Para Olamendi, la Conferencia Mundial de 1975, realizada en el entonces Distrito Federal, resulta crucial porque, como bienvenida, ocurren dos reformas que “son una gran aportación y siguen hasta la fecha siendo trascendentales: la del artículo Cuarto Constitucional que plantea el principio de igualdad entre hombres y mujeres, fundamento para toda la política pública que se ha generado, y el derecho de decidir de manera libre y con conocimiento sobre tu maternidad”.
La periodista Sara Lovera, pionera en México de la cobertura de la información con perspectiva de género, es decir, asumiendo las desigualdades estructurales, sociales y culturales que atraviesan las vidas de las mujeres, fue testigo de aquella cumbre.
Cronista de este medio siglo de batallas feministas, relata que entonces “en todo el mundo pensábamos que el extremo de la violencia era la violación sexual. Apenas empezábamos a conocer el fenómeno. Y supimos que la violación no era una cuestión pasional sino un problema político, un acto de poder para controlar a las mujeres como ‘arma de guerra’”.
Silvia Hernández Enríquez era una joven diputada federal suplente del PRI. “El tema de la violencia no era sobresaliente. Se implicaba en la denuncia de la desigualdad ante los derechos patrimoniales, la insuficiencia educativa y en el campo de la salud”, reseña.
Exsenadora de la República y exsecretaria de Turismo, plantea que el tema de la violencia surgió como asunto independiente y poderoso, después de la Conferencia de Beijing, a la que ella asistió presidiendo la Delegación de México.

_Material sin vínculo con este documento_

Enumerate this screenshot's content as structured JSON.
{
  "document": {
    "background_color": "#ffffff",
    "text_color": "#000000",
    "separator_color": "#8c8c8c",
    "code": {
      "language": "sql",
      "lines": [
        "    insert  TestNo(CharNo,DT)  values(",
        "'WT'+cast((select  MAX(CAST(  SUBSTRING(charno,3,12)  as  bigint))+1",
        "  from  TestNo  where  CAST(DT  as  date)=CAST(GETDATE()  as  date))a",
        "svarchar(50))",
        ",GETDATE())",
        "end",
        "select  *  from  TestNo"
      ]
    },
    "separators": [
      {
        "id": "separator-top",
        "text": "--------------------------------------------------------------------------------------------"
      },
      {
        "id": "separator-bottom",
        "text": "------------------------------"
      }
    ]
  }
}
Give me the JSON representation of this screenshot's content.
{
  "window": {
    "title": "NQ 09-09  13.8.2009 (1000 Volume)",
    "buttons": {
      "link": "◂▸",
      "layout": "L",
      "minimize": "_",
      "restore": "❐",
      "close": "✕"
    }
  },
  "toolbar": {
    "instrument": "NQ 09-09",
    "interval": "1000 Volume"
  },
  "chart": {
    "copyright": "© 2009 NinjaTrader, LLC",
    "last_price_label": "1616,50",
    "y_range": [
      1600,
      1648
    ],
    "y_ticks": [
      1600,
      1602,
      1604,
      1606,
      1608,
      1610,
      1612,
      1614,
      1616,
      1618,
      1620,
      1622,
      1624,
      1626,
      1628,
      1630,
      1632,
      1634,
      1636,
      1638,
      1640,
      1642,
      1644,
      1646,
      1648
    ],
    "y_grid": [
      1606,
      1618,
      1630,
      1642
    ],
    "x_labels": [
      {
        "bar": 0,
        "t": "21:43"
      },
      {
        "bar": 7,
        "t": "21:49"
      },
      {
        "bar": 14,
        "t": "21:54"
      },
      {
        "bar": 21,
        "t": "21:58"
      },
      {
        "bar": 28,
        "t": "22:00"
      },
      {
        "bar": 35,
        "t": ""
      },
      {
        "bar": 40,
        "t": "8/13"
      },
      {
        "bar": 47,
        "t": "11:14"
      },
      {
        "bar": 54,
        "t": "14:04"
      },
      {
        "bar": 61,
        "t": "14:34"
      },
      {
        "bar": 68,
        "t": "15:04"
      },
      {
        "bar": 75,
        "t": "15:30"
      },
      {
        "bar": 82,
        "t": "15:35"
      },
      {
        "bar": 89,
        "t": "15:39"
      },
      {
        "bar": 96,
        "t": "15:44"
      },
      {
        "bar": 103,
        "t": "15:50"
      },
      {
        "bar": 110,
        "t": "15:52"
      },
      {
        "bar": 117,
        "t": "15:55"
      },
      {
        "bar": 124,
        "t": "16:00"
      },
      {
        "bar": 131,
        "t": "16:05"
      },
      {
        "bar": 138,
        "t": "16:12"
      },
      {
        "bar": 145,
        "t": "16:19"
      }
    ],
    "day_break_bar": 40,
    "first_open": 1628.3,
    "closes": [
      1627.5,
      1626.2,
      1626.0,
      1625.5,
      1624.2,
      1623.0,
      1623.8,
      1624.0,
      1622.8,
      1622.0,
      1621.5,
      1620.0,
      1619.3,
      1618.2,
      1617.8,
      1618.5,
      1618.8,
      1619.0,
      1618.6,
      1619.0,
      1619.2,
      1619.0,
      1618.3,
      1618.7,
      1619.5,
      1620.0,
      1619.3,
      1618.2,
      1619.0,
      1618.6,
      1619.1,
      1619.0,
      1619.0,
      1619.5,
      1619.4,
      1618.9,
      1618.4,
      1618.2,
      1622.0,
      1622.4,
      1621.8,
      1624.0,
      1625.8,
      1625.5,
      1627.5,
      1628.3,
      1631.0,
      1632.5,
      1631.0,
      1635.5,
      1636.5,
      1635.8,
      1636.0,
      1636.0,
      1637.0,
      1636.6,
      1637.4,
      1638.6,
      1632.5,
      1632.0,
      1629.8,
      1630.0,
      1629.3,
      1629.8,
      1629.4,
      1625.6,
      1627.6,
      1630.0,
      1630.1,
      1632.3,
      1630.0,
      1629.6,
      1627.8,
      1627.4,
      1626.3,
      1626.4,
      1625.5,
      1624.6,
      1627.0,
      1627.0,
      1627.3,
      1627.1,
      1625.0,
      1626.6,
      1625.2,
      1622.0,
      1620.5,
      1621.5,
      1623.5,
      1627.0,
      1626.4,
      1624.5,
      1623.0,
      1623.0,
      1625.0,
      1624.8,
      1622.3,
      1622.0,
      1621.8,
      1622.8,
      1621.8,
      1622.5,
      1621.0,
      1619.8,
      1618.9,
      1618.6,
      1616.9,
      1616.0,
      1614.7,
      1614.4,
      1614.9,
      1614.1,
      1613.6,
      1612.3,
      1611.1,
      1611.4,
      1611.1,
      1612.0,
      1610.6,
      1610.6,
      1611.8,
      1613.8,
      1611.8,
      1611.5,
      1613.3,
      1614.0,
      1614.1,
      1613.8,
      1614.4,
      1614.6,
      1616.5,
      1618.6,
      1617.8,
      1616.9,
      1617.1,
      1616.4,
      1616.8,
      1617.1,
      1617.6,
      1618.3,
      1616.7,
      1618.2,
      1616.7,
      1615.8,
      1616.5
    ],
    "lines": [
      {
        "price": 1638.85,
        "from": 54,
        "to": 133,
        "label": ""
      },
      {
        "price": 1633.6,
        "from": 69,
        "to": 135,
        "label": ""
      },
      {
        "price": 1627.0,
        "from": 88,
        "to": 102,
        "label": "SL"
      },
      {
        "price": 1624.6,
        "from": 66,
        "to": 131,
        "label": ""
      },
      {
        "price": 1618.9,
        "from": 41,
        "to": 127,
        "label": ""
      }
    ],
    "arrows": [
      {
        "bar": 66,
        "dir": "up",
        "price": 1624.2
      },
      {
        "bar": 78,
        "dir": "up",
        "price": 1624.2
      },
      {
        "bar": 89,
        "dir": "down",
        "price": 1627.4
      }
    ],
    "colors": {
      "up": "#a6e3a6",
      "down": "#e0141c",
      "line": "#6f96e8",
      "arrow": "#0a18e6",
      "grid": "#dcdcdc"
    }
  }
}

Otra pionera desde la defensa de la salud y los derechos reproductivos es Esther Corona-Vargas, psicóloga clínica que en 1975 asistió como representante de la Asociación Mexicana de Educación Sexual, quien enfatiza que entonces se hablaba de violencia doméstica, pero todavía no sobre violencia contra las mujeres y mucho menos sobre violencia de género, una categoría que se acuñaría más tarde.

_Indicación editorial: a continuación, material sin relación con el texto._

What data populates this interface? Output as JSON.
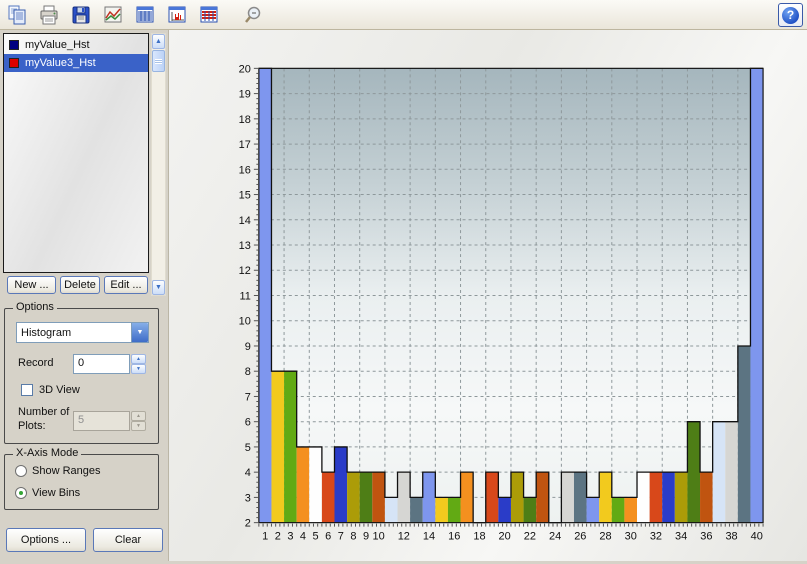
{
  "toolbar": {
    "icons": [
      "copy-icon",
      "print-icon",
      "save-icon",
      "chart-icon",
      "table-icon",
      "histogram-table-icon",
      "table-values-icon",
      "zoom-icon"
    ],
    "help_label": "?"
  },
  "sidebar": {
    "legend": {
      "selection_color": "#3A62C8",
      "items": [
        {
          "label": "myValue_Hst",
          "color": "#000080",
          "selected": false
        },
        {
          "label": "myValue3_Hst",
          "color": "#DD0000",
          "selected": true
        }
      ]
    },
    "list_buttons": {
      "new": "New ...",
      "delete": "Delete",
      "edit": "Edit ..."
    },
    "options_group": {
      "title": "Options",
      "plot_type_value": "Histogram",
      "record_label": "Record",
      "record_value": "0",
      "view_3d_label": "3D View",
      "num_plots_label_line1": "Number of",
      "num_plots_label_line2": "Plots:",
      "num_plots_value": "5"
    },
    "xaxis_group": {
      "title": "X-Axis Mode",
      "options": [
        {
          "label": "Show Ranges",
          "selected": false
        },
        {
          "label": "View Bins",
          "selected": true
        }
      ]
    },
    "bottom_buttons": {
      "options": "Options ...",
      "clear": "Clear"
    }
  },
  "chart_data": {
    "type": "bar",
    "title": "",
    "xlabel": "",
    "ylabel": "",
    "bins": [
      1,
      2,
      3,
      4,
      5,
      6,
      7,
      8,
      9,
      10,
      11,
      12,
      13,
      14,
      15,
      16,
      17,
      18,
      19,
      20,
      21,
      22,
      23,
      24,
      25,
      26,
      27,
      28,
      29,
      30,
      31,
      32,
      33,
      34,
      35,
      36,
      37,
      38,
      39,
      40
    ],
    "values": [
      20,
      8,
      8,
      5,
      5,
      4,
      5,
      4,
      4,
      4,
      3,
      4,
      3,
      4,
      3,
      3,
      4,
      2,
      4,
      3,
      4,
      3,
      4,
      2,
      4,
      4,
      3,
      4,
      3,
      3,
      4,
      4,
      4,
      4,
      6,
      4,
      6,
      6,
      9,
      20
    ],
    "bar_colors_cycle": [
      "#7E96EE",
      "#F2CA1E",
      "#62AA14",
      "#F4901F",
      "#FEFEFE",
      "#D8481A",
      "#2A3CC8",
      "#AC9C08",
      "#4E7E16",
      "#C05410",
      "#D6E4F6",
      "#D6D6D3",
      "#5C7482"
    ],
    "ylim": [
      2,
      20
    ],
    "y_ticks": [
      2,
      3,
      4,
      5,
      6,
      7,
      8,
      9,
      10,
      11,
      12,
      13,
      14,
      15,
      16,
      17,
      18,
      19,
      20
    ],
    "x_labeled_ticks": [
      1,
      2,
      3,
      4,
      5,
      6,
      7,
      8,
      9,
      10,
      12,
      14,
      16,
      18,
      20,
      22,
      24,
      26,
      28,
      30,
      32,
      34,
      36,
      38,
      40
    ],
    "grid": "dashed",
    "grid_color": "#8E989B",
    "outline_color": "#101010",
    "plot_bg_gradient": [
      "#A5B6BD",
      "#C4D0D4",
      "#EAEFF0",
      "#F6F8F8",
      "#EDF1F0"
    ],
    "legend_position": "none"
  }
}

Para Dulce María Sauri, primera titular de un mecanismo gubernamental para atender la agenda de las desigualdades de género, en Beijing la principal aportación fue reconocer que la violencia contra las mujeres no es natural y fue un parteaguas para México. “En 1999, se presentó el primer programa dedicado a combatir la violencia contra las mujeres; se promulgó la Ley de Igualdad en 2006 y en 2007 la primera Ley para combatir la violencia contra las mujeres y establecer su derecho a una vida libre de violencias. Beijing potenció el camino, sensibilizó a la sociedad y dio más elementos a las organizaciones feministas para avanzar”.